映画版では中田監督の演出が冴えわたり、日常風景に潜む得体の知れないモノがさりげなく画面上に紛れ込む手法が逆に恐怖心を煽り立てた。そして原作から最も大きな改変(そして当時観客を恐怖のどん底に叩き落した)点が、テレビから貞子が這い出てくるシーンだ。よく見ていると呪いのビデオの映像で井戸から徐々に貞子が姿を見せ始めていることが分かるが、最終的(つまり1週間後)には井戸からその姿を現し、カクカクとした奇妙な動きでこちらに向かって近づいてくる。そんな姿でも十分に背筋が凍るが、やがてテレビから出現して畳を這い進む姿は、死を目前にした者だけでなく観る者にとっても悪夢にほかならなかった。

『シャイニング』



ホラー小説の映画化というくくりでアメリカの大御所スティーヴン・キングを外すことはできないので、数ある映像化作品群のなかで最もセンセーショナルな話題を呼んだ、スタンリー・キューブリック監督の『シャイニング』を。映画版を鑑賞したキングが改変に激怒したというエピソードは有名なところで、のちに自身で指揮を執ってテレビドラマとして再映像化を図っている。中でも主人公であるジャック・トランスをめぐる解釈の相違が原作と映画版で大きく違うこともあり、両作を通して観るとその差は歴然としている。ただ原作者の評価を超えて映画版が評価されているのも事実で、ホラー映画ランキングで常に上位に位置しているほどだ(スティーブン・スピルバーグが某作品で扱ったことからも愛されっぷりが窺える)。

シャイニング (字幕版)



キューブリックといえば徹底した完璧主義者として知られ、そのこだわり或いは執念は本作にも存分に詰め込まれている。雪に閉ざされたホテルという限定空間である特徴を最大限に活用して、閉鎖的で圧迫感のある環境に俳優を立たせているかのような錯覚を生み出した。それに呼応したのが主演のジャック・ニコルソンであり、狂気に支配されたジャック・トランスが扉の裂け目から顔を覗かせるビジュアルは誰もが知るところだろう。またトランスの妻を演じたシェリー・デュバルがキューブリックによって精神的に追い詰められたことも、皮肉ともいうべきか絶望的な状況下に置かれた人間の表情をまざまざと刻みつけ、リアリティを生み出すことになった。もちろんそうした背景以外にも、エレベーターから溢れ出る血の海や“存在しえない”存在がさも当たり前のように出現するシーンは、恐怖の根幹にも通じる部分が大きい。
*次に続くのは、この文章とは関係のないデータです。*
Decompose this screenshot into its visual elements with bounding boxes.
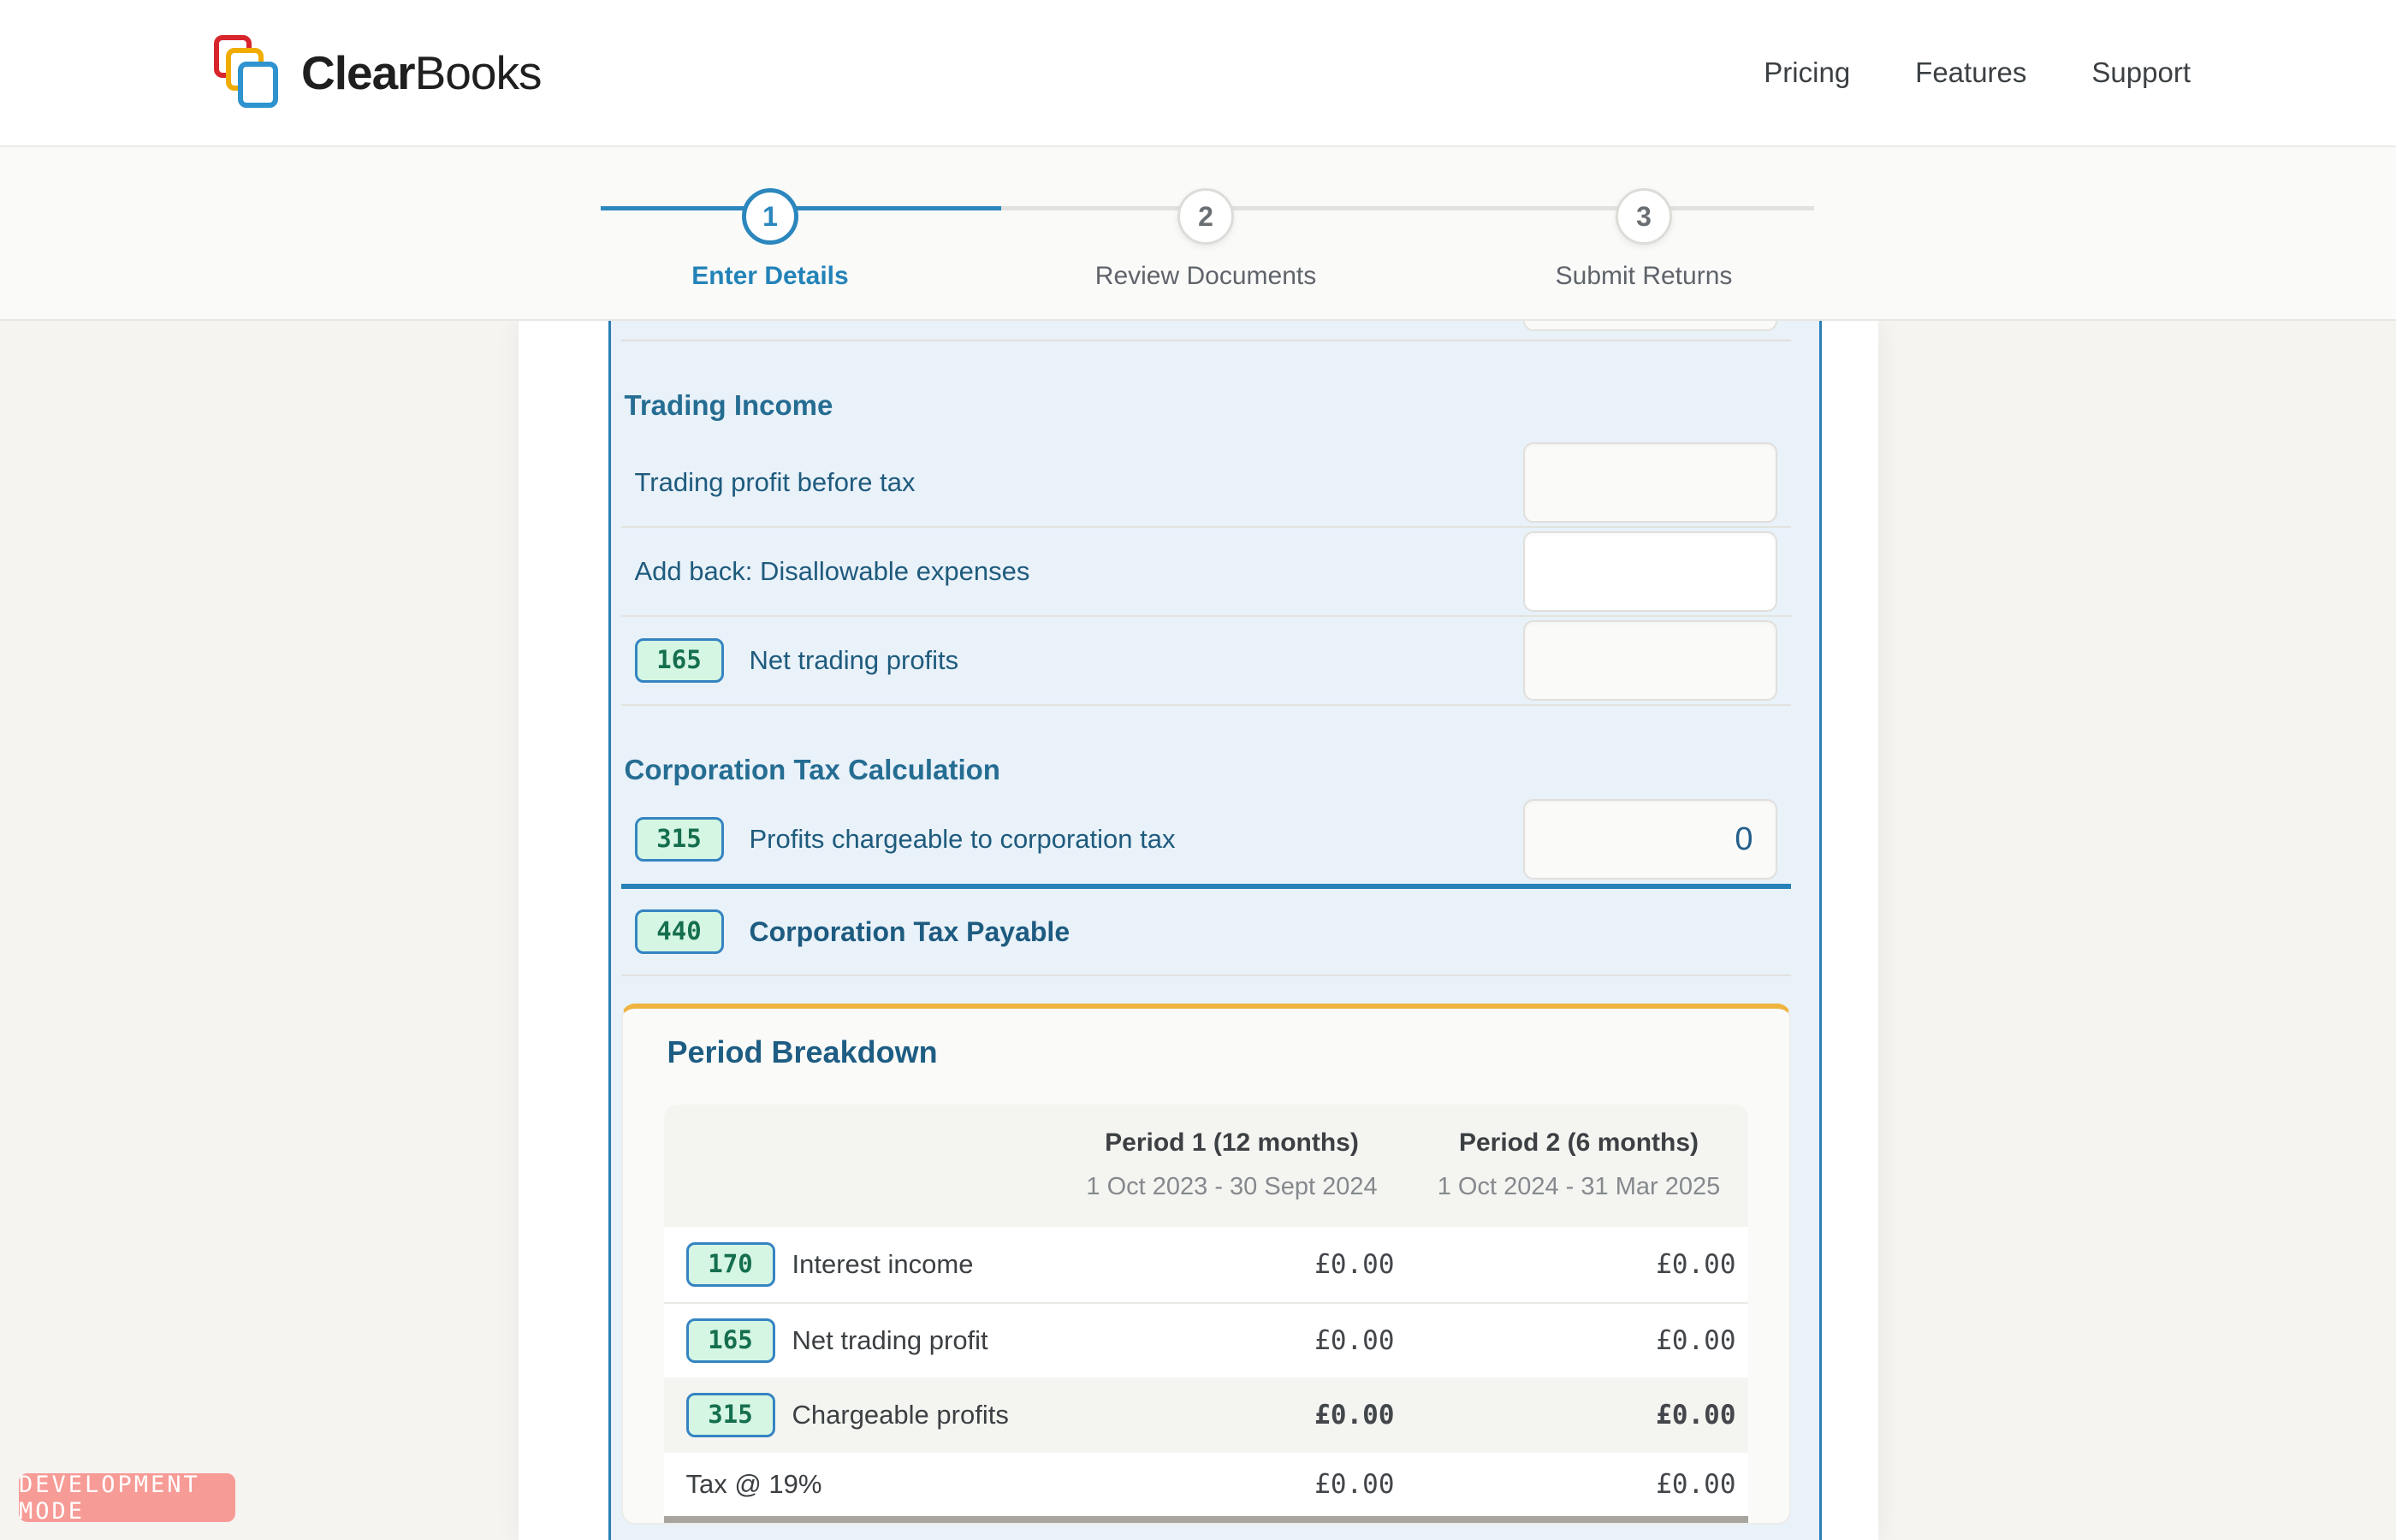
main-nav: Pricing Features Support (1764, 56, 2191, 89)
step-2-label: Review Documents (1060, 262, 1351, 291)
period-table-header: Period 1 (12 months) 1 Oct 2023 - 30 Sep… (664, 1105, 1748, 1227)
period-breakdown-card: Period Breakdown Period 1 (12 months) 1 … (621, 1004, 1791, 1525)
brand-name-regular: Books (415, 46, 542, 99)
nav-features[interactable]: Features (1915, 56, 2026, 89)
header-empty-cell (664, 1128, 1056, 1201)
period-1-title: Period 1 (12 months) (1056, 1128, 1409, 1158)
step-submit-returns[interactable]: 3 Submit Returns (1498, 147, 1789, 291)
chargeable-profits-cell: 315 Chargeable profits (664, 1393, 1056, 1437)
net-trading-profits-label: Net trading profits (750, 645, 959, 676)
development-mode-badge: DEVELOPMENT MODE (19, 1473, 235, 1522)
form-row-disallowable-expenses: Add back: Disallowable expenses (621, 528, 1791, 617)
interest-income-cell: 170 Interest income (664, 1242, 1056, 1287)
form-row-trading-profit: Trading profit before tax (621, 439, 1791, 528)
header-period-1: Period 1 (12 months) 1 Oct 2023 - 30 Sep… (1056, 1128, 1409, 1201)
clearbooks-logo-icon (214, 35, 281, 110)
section-divider (621, 340, 1791, 341)
chargeable-profits-period-1: £0.00 (1056, 1400, 1409, 1430)
period-breakdown-title: Period Breakdown (667, 1034, 1748, 1070)
tax-19-period-1: £0.00 (1056, 1469, 1409, 1500)
table-row-chargeable-profits: 315 Chargeable profits £0.00 £0.00 (664, 1377, 1748, 1453)
disallowable-expenses-label: Add back: Disallowable expenses (635, 556, 1030, 587)
period-2-title: Period 2 (6 months) (1409, 1128, 1750, 1158)
brand-name: ClearBooks (301, 45, 541, 100)
step-2-circle: 2 (1177, 188, 1234, 245)
content-column: Trading Income Trading profit before tax… (519, 321, 1878, 1540)
interest-income-period-2: £0.00 (1409, 1249, 1750, 1280)
form-row-net-trading-profits: 165 Net trading profits (621, 617, 1791, 706)
tax-19-cell: Tax @ 19% (664, 1469, 1056, 1500)
box-170-badge: 170 (686, 1242, 775, 1287)
step-3-circle: 3 (1616, 188, 1672, 245)
brand-logo[interactable]: ClearBooks (214, 35, 541, 110)
step-review-documents[interactable]: 2 Review Documents (1060, 147, 1351, 291)
nav-support[interactable]: Support (2091, 56, 2191, 89)
tax-form-panel: Trading Income Trading profit before tax… (608, 270, 1822, 1540)
table-row-tax-19: Tax @ 19% £0.00 £0.00 (664, 1453, 1748, 1516)
brand-name-bold: Clear (301, 46, 415, 99)
box-315-table-badge: 315 (686, 1393, 775, 1437)
table-row-interest-income: 170 Interest income £0.00 £0.00 (664, 1227, 1748, 1302)
trading-profit-label: Trading profit before tax (635, 467, 916, 498)
net-trading-profits-input[interactable] (1523, 620, 1777, 701)
period-1-dates: 1 Oct 2023 - 30 Sept 2024 (1056, 1173, 1409, 1201)
disallowable-expenses-input[interactable] (1523, 531, 1777, 612)
trading-profit-input[interactable] (1523, 442, 1777, 523)
step-1-label: Enter Details (625, 262, 916, 291)
net-trading-profit-cell: 165 Net trading profit (664, 1318, 1056, 1363)
top-header: ClearBooks Pricing Features Support (0, 0, 2396, 147)
chargeable-profits-table-label: Chargeable profits (792, 1400, 1009, 1430)
box-165-badge: 165 (635, 638, 724, 683)
chargeable-profits-period-2: £0.00 (1409, 1400, 1750, 1430)
step-enter-details[interactable]: 1 Enter Details (625, 147, 916, 291)
form-row-corporation-tax-payable: 440 Corporation Tax Payable (621, 889, 1791, 976)
tax-19-period-2: £0.00 (1409, 1469, 1750, 1500)
box-165-table-badge: 165 (686, 1318, 775, 1363)
table-row-net-trading-profit: 165 Net trading profit £0.00 £0.00 (664, 1302, 1748, 1377)
net-trading-profit-label: Net trading profit (792, 1325, 988, 1356)
section-title-trading-income: Trading Income (625, 389, 1791, 422)
net-trading-profit-period-1: £0.00 (1056, 1325, 1409, 1356)
chargeable-profits-label: Profits chargeable to corporation tax (750, 824, 1176, 855)
period-2-dates: 1 Oct 2024 - 31 Mar 2025 (1409, 1173, 1750, 1201)
chargeable-profits-input[interactable] (1523, 799, 1777, 880)
period-breakdown-table: Period 1 (12 months) 1 Oct 2023 - 30 Sep… (664, 1105, 1748, 1523)
step-3-label: Submit Returns (1498, 262, 1789, 291)
box-315-badge: 315 (635, 817, 724, 862)
form-row-chargeable-profits: 315 Profits chargeable to corporation ta… (621, 795, 1791, 884)
section-title-corporation-tax: Corporation Tax Calculation (625, 754, 1791, 786)
logo-page-blue (238, 62, 278, 108)
nav-pricing[interactable]: Pricing (1764, 56, 1850, 89)
trading-income-rows: Trading profit before tax Add back: Disa… (621, 439, 1791, 706)
net-trading-profit-period-2: £0.00 (1409, 1325, 1750, 1356)
header-period-2: Period 2 (6 months) 1 Oct 2024 - 31 Mar … (1409, 1128, 1750, 1201)
table-cutoff-rule (664, 1516, 1748, 1523)
page-body: Trading Income Trading profit before tax… (0, 321, 2396, 1540)
tax-19-label: Tax @ 19% (686, 1469, 822, 1500)
step-1-circle: 1 (742, 188, 798, 245)
screen: ClearBooks Pricing Features Support 1 En… (0, 0, 2396, 1540)
stepper: 1 Enter Details 2 Review Documents 3 Sub… (0, 147, 2396, 321)
box-440-badge: 440 (635, 909, 724, 954)
interest-income-label: Interest income (792, 1249, 974, 1280)
interest-income-period-1: £0.00 (1056, 1249, 1409, 1280)
corporation-tax-payable-label: Corporation Tax Payable (750, 916, 1070, 948)
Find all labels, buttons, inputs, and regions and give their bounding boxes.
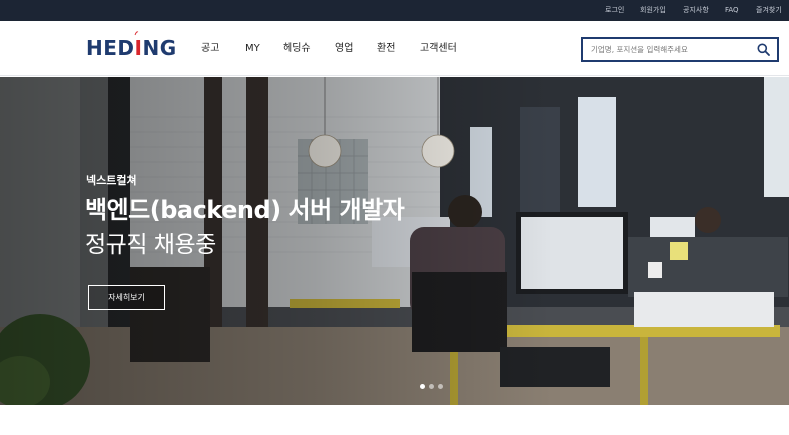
hero-banner: 넥스트컬쳐 백엔드(backend) 서버 개발자 정규직 채용중 자세히보기 <box>0 77 789 405</box>
hero-job-subtitle: 정규직 채용중 <box>85 232 216 258</box>
bookmark-link[interactable]: 즐겨찾기 <box>756 0 782 21</box>
hero-job-title: 백엔드(backend) 서버 개발자 <box>85 196 405 224</box>
faq-link[interactable]: FAQ <box>725 0 739 21</box>
slide-dot-2[interactable] <box>429 384 434 389</box>
login-link[interactable]: 로그인 <box>605 0 624 21</box>
signup-link[interactable]: 회원가입 <box>640 0 666 21</box>
nav-item-jobs[interactable]: 공고 <box>201 21 219 76</box>
slide-dot-3[interactable] <box>438 384 443 389</box>
logo-text-tail: NG <box>142 36 177 60</box>
search-input[interactable] <box>591 42 751 57</box>
search-icon[interactable] <box>757 43 770 56</box>
site-logo[interactable]: HEDING <box>86 31 177 62</box>
nav-item-my[interactable]: MY <box>245 21 260 76</box>
nav-item-headingshoe[interactable]: 헤딩슈 <box>283 21 311 76</box>
search-box <box>581 37 779 62</box>
nav-item-exchange[interactable]: 환전 <box>377 21 395 76</box>
top-utility-bar: 로그인 회원가입 공지사항 FAQ 즐겨찾기 <box>0 0 789 21</box>
nav-item-sales[interactable]: 영업 <box>335 21 353 76</box>
site-header: HEDING 공고 MY 헤딩슈 영업 환전 고객센터 <box>0 21 789 76</box>
logo-spark-icon <box>134 31 139 36</box>
content-area <box>0 405 789 435</box>
hero-company-name: 넥스트컬쳐 <box>86 174 137 187</box>
logo-text-main: HED <box>86 36 135 60</box>
notice-link[interactable]: 공지사항 <box>683 0 709 21</box>
view-details-button[interactable]: 자세히보기 <box>88 285 165 310</box>
nav-item-support[interactable]: 고객센터 <box>420 21 457 76</box>
slide-dot-1[interactable] <box>420 384 425 389</box>
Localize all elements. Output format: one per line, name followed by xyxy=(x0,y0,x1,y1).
なお続編となるキングの小説『ドクター・スリープ』も映画化が進んでおり、ユアン・マクレガーがトランスの息子であり成長したダニー役で主演。ほかにレベッカ・ファーガソンや名子役ジェイコブ・トレンブレイが共演する予定だ。


まとめ



ひと口に“ホラー”といっても、その内容・ジャンルはさまざま。人間がもたらす恐怖もあれば、人間ならざるものが与えてくる恐怖もある。またそういったジャンルにこだわらず、ホラー小説には活字だからこそ読み手に想像させる恐怖があり、映像だからこそ直接的に恐怖心へと訴えることができる。ホラーの楽しみ方は千差万別。「怖い、怖い」と思いつつホラー映画を観てしまうのは、もしかするとそういった“楽しみ”に対する探求心の表れなのかも。